Les crèmes dites «face-lifts instantanés» qui font disparaître les rides en l'espace d'une heure ne font pas leur miracle sans conséquences. Selon des chercheurs de l'Université Laval, elles interrompent la division des cellules épidermiques et provoquent même la mort de plusieurs d'entre elles, révèlent-ils dans la plus récente publication du British Journal of Dermatology.

C'est en étudiant d'autres problèmes de pharmacothérapie que le chercheur de l'Université Laval François Marceau a observé que le 2-diméthylaminoéthanol (ou DMAE) utilisé dans certaines crèmes antirides vendues comme des face-lifts instantanés provoquait une pathologie cellulaire.

L'application de DMAE provoque un gonflement rapide et spectaculaire des nombreuses vacuoles des cellules épidermiques ainsi que des fibroblastes du derme, la couche la plus profonde de la peau.

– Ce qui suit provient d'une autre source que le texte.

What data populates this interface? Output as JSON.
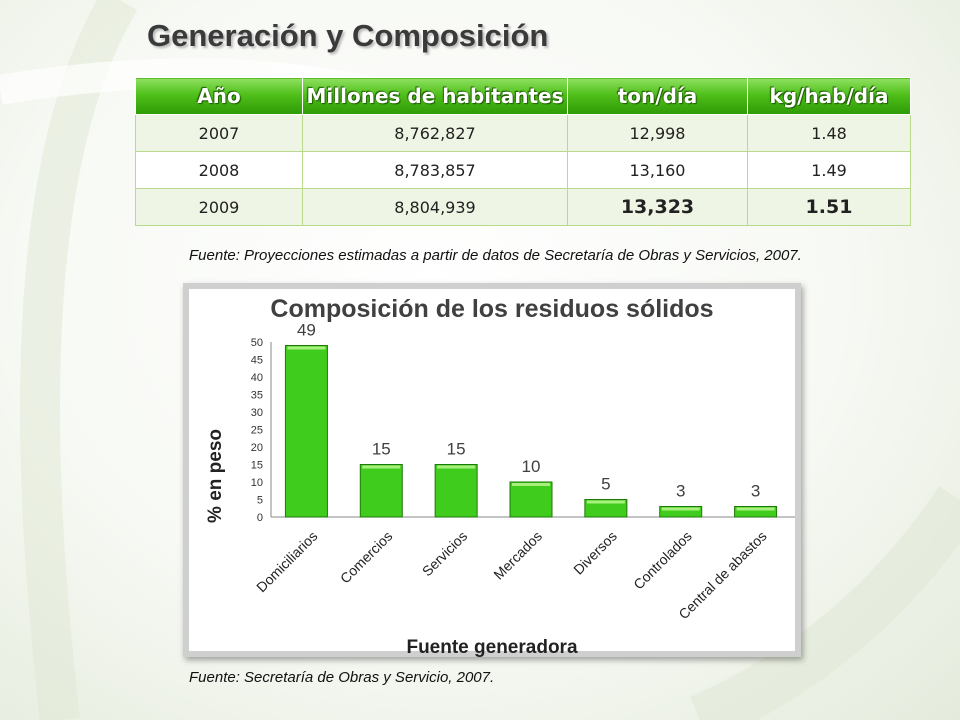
{
  "slide_title": "Generación y Composición",
  "table": {
    "headers": [
      "Año",
      "Millones de habitantes",
      "ton/día",
      "kg/hab/día"
    ],
    "rows": [
      [
        "2007",
        "8,762,827",
        "12,998",
        "1.48"
      ],
      [
        "2008",
        "8,783,857",
        "13,160",
        "1.49"
      ],
      [
        "2009",
        "8,804,939",
        "13,323",
        "1.51"
      ]
    ]
  },
  "table_source": "Fuente: Proyecciones estimadas a partir de datos de Secretaría de Obras y Servicios, 2007.",
  "chart_data": {
    "type": "bar",
    "title": "Composición de los residuos sólidos",
    "xlabel": "Fuente generadora",
    "ylabel": "% en peso",
    "categories": [
      "Domiciliarios",
      "Comercios",
      "Servicios",
      "Mercados",
      "Diversos",
      "Controlados",
      "Central de abastos"
    ],
    "values": [
      49,
      15,
      15,
      10,
      5,
      3,
      3
    ],
    "ylim": [
      0,
      50
    ],
    "yticks": [
      0,
      5,
      10,
      15,
      20,
      25,
      30,
      35,
      40,
      45,
      50
    ],
    "bar_color": "#3fcc1c",
    "grid": false,
    "legend": "none"
  },
  "chart_source": "Fuente: Secretaría de Obras y Servicio, 2007."
}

Ces petits réservoirs qui interviennent dans les échanges entre l'intérieur et l'extérieur se remplissent d'eau et, de ce fait, font gonfler anormalement les cellules qui les contiennent ainsi que l'ensemble de l'épiderme, la couche superficielle de la peau où se situent les cellules affectées, explique le professeur de pharmacologie expérimentale. «L'épaississement de la peau provoqué par le gonflement pathologique des vacuoles expliquerait l'effet antirides du DMAE», résume-t-il avant d'ajouter que dans les heures qui suivent l'apparition de ces transformations, la division des cellules épidermiques et des fibroblastes est ralentie, voire arrêtée, et un nombre significatif d'entre eux meurent. Ces manifestations observées in vitro laissent présager des effets néfastes à plus long terme, souligne le scientifique, qui poursuit ses recherches sur ce composé.

«Nous ne partons pas en croisade contre les marques de cosmétiques contenant ce composé», se défend François Marceau, qui insiste par ailleurs sur le fait que «cette substance et de multiples autres composés chimiquement comparables se comportent de façon aussi complexe que des médicaments alors qu'ils n'en sont pas selon la définition légale d'un médicament».

«Il faudrait étudier leur mode d'action et leur effets toxicologiques au même titre que n'importe quel médicament», clame-t-il, d'autant que ces composés qui échappent à la Loi des aliments et drogues sont légion.

En effet, plusieurs autres produits chimiques de la même famille que le DMAE et portant des noms tels que triéthanolamine et méthyldiéthanolamine sont présents dans une grande variété de crèmes, rouges à lèvres, shampooings, savons et lotions pour bébés.